An Efficient Parameterization of the Room Transfer Function
This work addresses the challenge of acoustic characterization in rooms for applications like audio engineering and virtual reality, offering a more practical measurement approach, though it appears incremental as it builds on existing RTF modeling concepts.
The paper tackles the impracticality of measuring Room Transfer Functions (RTF) due to rapid variations with source and receiver positions by proposing an efficient parameterization using a modal expansion of 3D basis functions, which allows accurate RTF calculation between arbitrary points in predefined regions with a finite set of coefficients, verified through simulations.

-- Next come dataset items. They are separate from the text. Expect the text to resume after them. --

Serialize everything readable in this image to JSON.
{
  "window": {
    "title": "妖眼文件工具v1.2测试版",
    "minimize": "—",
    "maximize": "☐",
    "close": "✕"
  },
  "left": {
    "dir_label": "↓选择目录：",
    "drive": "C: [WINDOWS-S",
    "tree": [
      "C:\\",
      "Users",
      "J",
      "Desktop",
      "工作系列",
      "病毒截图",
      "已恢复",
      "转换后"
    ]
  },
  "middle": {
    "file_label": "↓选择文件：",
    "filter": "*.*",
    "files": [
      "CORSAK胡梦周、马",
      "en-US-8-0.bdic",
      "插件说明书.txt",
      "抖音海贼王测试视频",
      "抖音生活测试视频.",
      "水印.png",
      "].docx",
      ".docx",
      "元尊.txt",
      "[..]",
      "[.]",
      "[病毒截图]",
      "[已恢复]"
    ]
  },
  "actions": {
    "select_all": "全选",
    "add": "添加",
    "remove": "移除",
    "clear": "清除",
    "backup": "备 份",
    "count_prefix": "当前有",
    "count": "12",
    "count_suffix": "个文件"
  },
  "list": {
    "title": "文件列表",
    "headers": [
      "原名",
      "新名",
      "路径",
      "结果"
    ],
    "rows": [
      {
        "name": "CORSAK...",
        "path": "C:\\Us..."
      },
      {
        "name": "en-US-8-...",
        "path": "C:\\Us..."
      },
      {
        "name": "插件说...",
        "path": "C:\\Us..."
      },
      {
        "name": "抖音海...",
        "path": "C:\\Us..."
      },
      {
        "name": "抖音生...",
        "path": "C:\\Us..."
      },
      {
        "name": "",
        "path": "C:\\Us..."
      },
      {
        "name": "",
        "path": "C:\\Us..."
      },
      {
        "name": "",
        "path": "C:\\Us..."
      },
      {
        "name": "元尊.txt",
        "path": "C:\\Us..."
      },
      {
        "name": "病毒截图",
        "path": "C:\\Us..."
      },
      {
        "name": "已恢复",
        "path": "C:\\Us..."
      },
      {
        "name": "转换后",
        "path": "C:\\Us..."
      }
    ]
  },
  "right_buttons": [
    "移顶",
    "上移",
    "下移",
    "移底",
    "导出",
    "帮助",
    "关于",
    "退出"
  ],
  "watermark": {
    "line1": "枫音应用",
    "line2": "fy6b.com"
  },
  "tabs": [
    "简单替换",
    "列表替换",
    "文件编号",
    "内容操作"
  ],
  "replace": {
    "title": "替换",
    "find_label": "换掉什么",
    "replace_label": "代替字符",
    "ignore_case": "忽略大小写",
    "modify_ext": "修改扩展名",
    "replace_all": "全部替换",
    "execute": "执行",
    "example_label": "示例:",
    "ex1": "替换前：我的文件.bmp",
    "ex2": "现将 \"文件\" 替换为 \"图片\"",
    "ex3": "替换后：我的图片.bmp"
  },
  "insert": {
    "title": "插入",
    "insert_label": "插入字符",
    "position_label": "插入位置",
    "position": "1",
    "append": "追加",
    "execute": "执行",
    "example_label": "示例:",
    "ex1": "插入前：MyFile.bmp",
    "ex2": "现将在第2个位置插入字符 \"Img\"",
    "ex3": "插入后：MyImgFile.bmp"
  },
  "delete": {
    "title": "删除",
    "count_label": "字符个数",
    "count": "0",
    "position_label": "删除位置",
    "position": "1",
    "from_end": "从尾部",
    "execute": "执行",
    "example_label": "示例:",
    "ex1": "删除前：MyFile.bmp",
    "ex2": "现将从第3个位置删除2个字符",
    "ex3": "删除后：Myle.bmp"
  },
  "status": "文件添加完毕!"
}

This paper proposes an efficient parameterization of the Room Transfer Function (RTF). Typically, the RTF rapidly varies with varying source and receiver positions, hence requires an impractical number of point to point measurements to characterize a given room. Therefore, we derive a novel RTF parameterization that is robust to both receiver and source variations with the following salient features: (i) The parameterization is given in terms of a modal expansion of 3D basis functions. (ii) The aforementioned modal expansion can be truncated at a finite number of modes given that the source and receiver locations are from two sizeable spatial regions, which are arbitrarily distributed. (iii) The parameter weights/coefficients are independent of the source/receiver positions. Therefore, a finite set of coefficients is shown to be capable of accurately calculating the RTF between any two arbitrary points from a predefined spatial region where the source(s) lie and a pre-defined spatial region where the receiver(s) lie. A practical method to measure the RTF coefficients is also provided, which only requires a single microphone unit and a single loudspeaker unit, given that the room characteristics remain stationary over time. The accuracy of the above parameterization is verified using appropriate simulation examples.